Being patient and waiting is boring, but it takes a bit of discipline to just simply wait. There is also the research radar which consumes time, but there hasn’t been much to pounce on other than a couple minor additions that I found in July. I’m not in a position to divulge either, but I was rather steamed that around the time one of those securities was making its all-time lows, somebody posted a rather good description of what I was thinking on Seeking Alpha (essentially the reason why it was truly undervalued and posed an excellent risk/reward ratio) and the security started to bounce back from its incredibly depressed levels and is currently up nearly 1/3rd from its low.
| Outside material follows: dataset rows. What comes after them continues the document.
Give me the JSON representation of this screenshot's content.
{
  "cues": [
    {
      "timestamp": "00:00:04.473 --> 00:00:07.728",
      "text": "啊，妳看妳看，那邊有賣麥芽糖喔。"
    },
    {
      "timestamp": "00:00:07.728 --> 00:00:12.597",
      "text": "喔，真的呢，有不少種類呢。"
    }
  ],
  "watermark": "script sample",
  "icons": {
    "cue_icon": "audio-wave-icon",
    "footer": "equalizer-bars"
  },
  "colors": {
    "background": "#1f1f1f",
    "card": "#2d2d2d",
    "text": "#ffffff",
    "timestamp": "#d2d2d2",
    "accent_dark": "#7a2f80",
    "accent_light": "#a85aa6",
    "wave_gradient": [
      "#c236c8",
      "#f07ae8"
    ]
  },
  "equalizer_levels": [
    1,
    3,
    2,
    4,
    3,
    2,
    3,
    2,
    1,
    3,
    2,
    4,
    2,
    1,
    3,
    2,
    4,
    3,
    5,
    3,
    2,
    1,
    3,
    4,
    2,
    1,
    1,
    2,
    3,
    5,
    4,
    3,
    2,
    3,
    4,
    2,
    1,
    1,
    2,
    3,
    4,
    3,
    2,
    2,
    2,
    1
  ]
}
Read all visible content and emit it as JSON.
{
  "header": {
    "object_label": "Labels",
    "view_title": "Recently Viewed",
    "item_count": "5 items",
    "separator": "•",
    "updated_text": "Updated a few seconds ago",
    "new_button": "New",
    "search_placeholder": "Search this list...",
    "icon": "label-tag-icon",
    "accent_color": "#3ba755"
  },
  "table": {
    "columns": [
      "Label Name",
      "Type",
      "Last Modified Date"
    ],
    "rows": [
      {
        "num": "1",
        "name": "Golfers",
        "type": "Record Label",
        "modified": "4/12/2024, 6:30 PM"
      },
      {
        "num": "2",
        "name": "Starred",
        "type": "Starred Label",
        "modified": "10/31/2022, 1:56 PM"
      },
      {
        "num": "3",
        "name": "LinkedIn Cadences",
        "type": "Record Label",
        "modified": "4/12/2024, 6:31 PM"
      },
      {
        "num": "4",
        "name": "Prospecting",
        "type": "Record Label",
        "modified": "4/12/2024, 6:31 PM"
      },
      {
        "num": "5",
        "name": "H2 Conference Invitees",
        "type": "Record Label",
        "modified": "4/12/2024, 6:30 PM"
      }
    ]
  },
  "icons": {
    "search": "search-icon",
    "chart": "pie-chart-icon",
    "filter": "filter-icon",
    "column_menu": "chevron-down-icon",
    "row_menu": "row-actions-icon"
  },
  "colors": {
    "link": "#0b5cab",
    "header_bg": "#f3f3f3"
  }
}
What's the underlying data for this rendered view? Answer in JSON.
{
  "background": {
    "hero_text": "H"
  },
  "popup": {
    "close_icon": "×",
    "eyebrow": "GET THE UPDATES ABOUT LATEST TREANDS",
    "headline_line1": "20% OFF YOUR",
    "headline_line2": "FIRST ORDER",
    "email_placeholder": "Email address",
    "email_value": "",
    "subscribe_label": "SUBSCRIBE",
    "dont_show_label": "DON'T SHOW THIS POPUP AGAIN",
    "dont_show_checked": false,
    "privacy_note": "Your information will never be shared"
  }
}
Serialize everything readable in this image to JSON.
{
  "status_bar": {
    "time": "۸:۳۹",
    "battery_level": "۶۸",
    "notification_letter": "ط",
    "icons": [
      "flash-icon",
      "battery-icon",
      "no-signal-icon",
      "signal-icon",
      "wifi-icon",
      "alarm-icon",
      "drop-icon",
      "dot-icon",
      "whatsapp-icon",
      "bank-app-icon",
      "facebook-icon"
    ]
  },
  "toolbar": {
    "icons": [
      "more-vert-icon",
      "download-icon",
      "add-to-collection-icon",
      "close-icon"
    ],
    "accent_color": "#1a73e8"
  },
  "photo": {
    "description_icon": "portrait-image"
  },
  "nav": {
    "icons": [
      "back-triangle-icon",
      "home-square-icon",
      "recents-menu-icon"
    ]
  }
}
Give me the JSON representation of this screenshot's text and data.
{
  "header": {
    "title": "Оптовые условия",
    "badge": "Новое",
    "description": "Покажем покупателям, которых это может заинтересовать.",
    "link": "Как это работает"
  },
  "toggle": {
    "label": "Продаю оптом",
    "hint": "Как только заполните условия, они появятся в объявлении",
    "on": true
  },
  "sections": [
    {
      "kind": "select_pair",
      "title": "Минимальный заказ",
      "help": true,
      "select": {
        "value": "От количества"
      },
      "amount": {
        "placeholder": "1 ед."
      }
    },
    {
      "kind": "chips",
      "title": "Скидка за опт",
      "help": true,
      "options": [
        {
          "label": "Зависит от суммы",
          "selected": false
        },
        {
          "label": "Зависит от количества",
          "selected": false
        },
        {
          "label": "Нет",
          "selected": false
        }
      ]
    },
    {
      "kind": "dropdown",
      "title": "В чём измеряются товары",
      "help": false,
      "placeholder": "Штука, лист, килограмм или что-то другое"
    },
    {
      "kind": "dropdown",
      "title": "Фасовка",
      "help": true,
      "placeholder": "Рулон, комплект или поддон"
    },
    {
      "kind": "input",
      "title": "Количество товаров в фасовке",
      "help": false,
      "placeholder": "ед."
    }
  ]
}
What had been a reasonable and thoughtful accumulation (and indeed, when I see the “52-week low” price, that trade was MINE on the buy side), got completely hijacked by this article and pretty much nullified what was going to be a 15% position into a 5% position. Yuck. It pretty much cheesed me off that so much future performance got stripped by a public article when there was so much more value to be harvested from silly panic sellers. Oh well.